Zstandard support
Zstandard, or zstd as short version, is a fast lossless compression algorithm, targeting real-time compression scenarios at zlib-level and better compression ratios.
This PR adds support for searching through zst files using the zstandard Python bindings.
It works and gets the job done for now. Additional things that can be done:
- Merge
localzstdsearch.pyandlocalgzipsearch.pyto reduce code duplication - Add test case(s)
- [Stretch goal] Handle encodings other than
utf-8
Hello,
Thank you for the PR. I don't use this type of compression but seems very promising.
As this is the first PR that adds a feature, I am not quite sure how I will integrate it, so I need to figure some things out. h8mail's design is focused on requiring requests only, and I would like to keep it so.
I think I will have the user manually install the zstandard lib with pip3 (will be documented in the wiki), and check if the lib is installed when using this option.
Before I get to it I have a few things I need to integrate first, but I have read your PR and thinking through it.
Do you convert your local data breaches to zstandard before archiving them? What is your workflow?
Thanks again, much appreciated :+1:
I think I will have the user manually install the zstandard lib with pip3 (will be documented in the wiki), and check if the lib is installed when using this option.
Sounds fair.
Do you convert your local data breaches to zstandard before archiving them? What is your workflow?

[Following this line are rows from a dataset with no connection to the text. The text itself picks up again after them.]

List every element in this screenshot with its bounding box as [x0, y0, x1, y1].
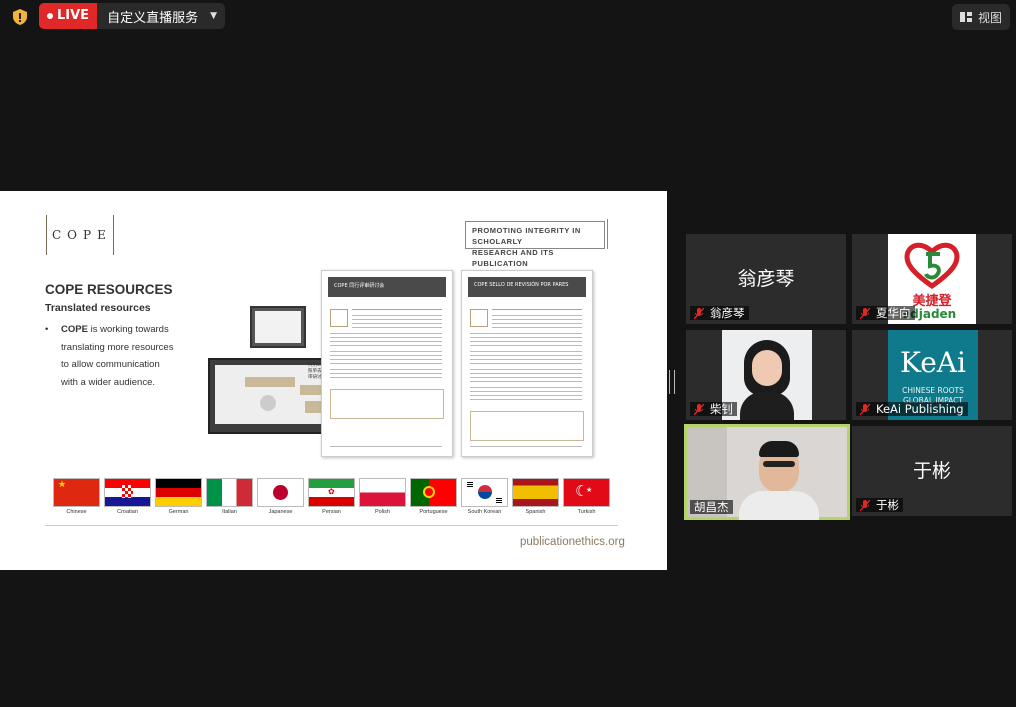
muted-mic-icon: [860, 307, 870, 319]
participant-name-bar: 于彬: [856, 498, 903, 512]
document-icon: [470, 309, 488, 327]
flag-label: South Korean: [467, 509, 502, 515]
flag-label: Japanese: [268, 509, 293, 515]
participant-tile-active-speaker[interactable]: 胡昌杰: [684, 424, 850, 520]
promo-line-1: PROMOTING INTEGRITY IN SCHOLARLY: [472, 226, 581, 246]
participant-tile[interactable]: 翁彦琴 翁彦琴: [686, 234, 846, 324]
keai-logo-sub1: CHINESE ROOTS: [902, 386, 964, 395]
flag-south-korean: South Korean: [461, 478, 508, 515]
participant-name-bar: 胡昌杰: [690, 500, 733, 514]
bullet-line-1: is working towards: [87, 324, 169, 335]
cope-logo: COPE: [46, 215, 114, 255]
muted-mic-icon: [860, 499, 870, 511]
document-chinese-header: COPE 同行评审研讨会: [334, 283, 385, 289]
participant-name: 翁彦琴: [710, 306, 745, 320]
live-dot-icon: [47, 13, 53, 19]
document-spanish-header: COPE SELLO DE REVISIÓN POR PARES: [474, 282, 569, 288]
security-shield-icon[interactable]: [11, 8, 29, 26]
document-icon: [330, 309, 348, 327]
flag-label: Croatian: [117, 509, 138, 515]
participant-tile[interactable]: 于彬 于彬: [852, 426, 1012, 516]
flag-polish: Polish: [359, 478, 406, 515]
muted-mic-icon: [694, 307, 704, 319]
flag-label: Polish: [375, 509, 390, 515]
flag-japanese: Japanese: [257, 478, 304, 515]
participant-name: 柴钊: [710, 402, 733, 416]
flag-label: Italian: [222, 509, 237, 515]
promo-banner: PROMOTING INTEGRITY IN SCHOLARLY RESEARC…: [465, 219, 608, 268]
participant-name-bar: 翁彦琴: [690, 306, 749, 320]
laptop-illustration-small: [250, 306, 306, 348]
flag-italian: Italian: [206, 478, 253, 515]
website-url: publicationethics.org: [520, 536, 625, 548]
flag-label: Portuguese: [419, 509, 448, 515]
participant-name: 于彬: [876, 498, 899, 512]
live-badge: LIVE: [39, 3, 98, 29]
flag-german: German: [155, 478, 202, 515]
footer-divider: [45, 525, 618, 526]
flag-spanish: Spanish: [512, 478, 559, 515]
muted-mic-icon: [860, 403, 870, 415]
flag-label: Persian: [322, 509, 341, 515]
bullet-line-2: translating more resources: [61, 341, 174, 353]
bullet-line-4: with a wider audience.: [61, 377, 155, 389]
view-label: 视图: [977, 10, 1002, 25]
muted-mic-icon: [694, 403, 704, 415]
keai-logo-text: KeAi: [900, 346, 966, 379]
grid-view-icon: [959, 12, 972, 22]
participant-name-bar: 夏华向: [856, 306, 915, 320]
participant-display-name: 于彬: [912, 460, 951, 482]
view-button[interactable]: 视图: [951, 4, 1010, 30]
participant-name-bar: 柴钊: [690, 402, 737, 416]
flag-chinese: ★ Chinese: [53, 478, 100, 515]
flag-label: Turkish: [577, 509, 596, 515]
flag-turkish: ☾ ★ Turkish: [563, 478, 610, 515]
flag-persian: ✿ Persian: [308, 478, 355, 515]
participant-tile[interactable]: KeAi CHINESE ROOTS GLOBAL IMPACT KeAi Pu…: [852, 330, 1012, 420]
promo-line-2: RESEARCH AND ITS PUBLICATION: [472, 248, 554, 268]
resources-subtitle: Translated resources: [45, 302, 151, 314]
participant-name: 胡昌杰: [694, 500, 729, 514]
flag-label: Chinese: [66, 509, 87, 515]
resources-title: COPE RESOURCES: [45, 282, 173, 297]
bullet-line-3: to allow communication: [61, 359, 160, 371]
live-stream-dropdown[interactable]: LIVE 自定义直播服务 ▼: [39, 3, 225, 29]
chevron-down-icon[interactable]: ▼: [210, 11, 217, 21]
participant-name: KeAi Publishing: [876, 402, 964, 416]
bullet-bold: COPE: [61, 324, 88, 335]
heart-logo-icon: [904, 242, 960, 290]
splitter-handle[interactable]: [669, 370, 675, 394]
document-chinese: COPE 同行评审研讨会: [321, 270, 453, 457]
shared-screen-slide: COPE PROMOTING INTEGRITY IN SCHOLARLY RE…: [0, 191, 667, 570]
flag-croatian: Croatian: [104, 478, 151, 515]
participant-display-name: 翁彦琴: [737, 268, 795, 290]
flag-label: Spanish: [525, 509, 546, 515]
participant-name-bar: KeAi Publishing: [856, 402, 968, 416]
language-flags: ★ Chinese Croatian German Italian Japane…: [53, 478, 613, 515]
participant-name: 夏华向: [876, 306, 911, 320]
top-bar: LIVE 自定义直播服务 ▼ 视图: [0, 0, 1016, 34]
live-label: LIVE: [57, 8, 90, 23]
participant-tile[interactable]: 柴钊: [686, 330, 846, 420]
flag-portuguese: Portuguese: [410, 478, 457, 515]
cope-logo-text: COPE: [52, 228, 112, 242]
stream-title: 自定义直播服务: [107, 10, 199, 26]
bullet-marker: •: [45, 324, 49, 335]
document-spanish: COPE SELLO DE REVISIÓN POR PARES: [461, 270, 593, 457]
participant-tile[interactable]: 美捷登 edjaden 夏华向: [852, 234, 1012, 324]
flag-label: German: [168, 509, 189, 515]
resources-bullet: • COPE is working towards translating mo…: [45, 321, 195, 392]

Yep, I compress all my local data with zstd. zstd is basically a better alternative to gzip/zlib. It creates smaller archives that decompress much faster. In fact, I get better performance searching over a zstd compressed file than searching over a decompressed file because I get limited by my disk io in both cases.
Thanks for creating h8mail btw! It makes life much easier. I especially love the fact that it supports multi-threading when searching over local data.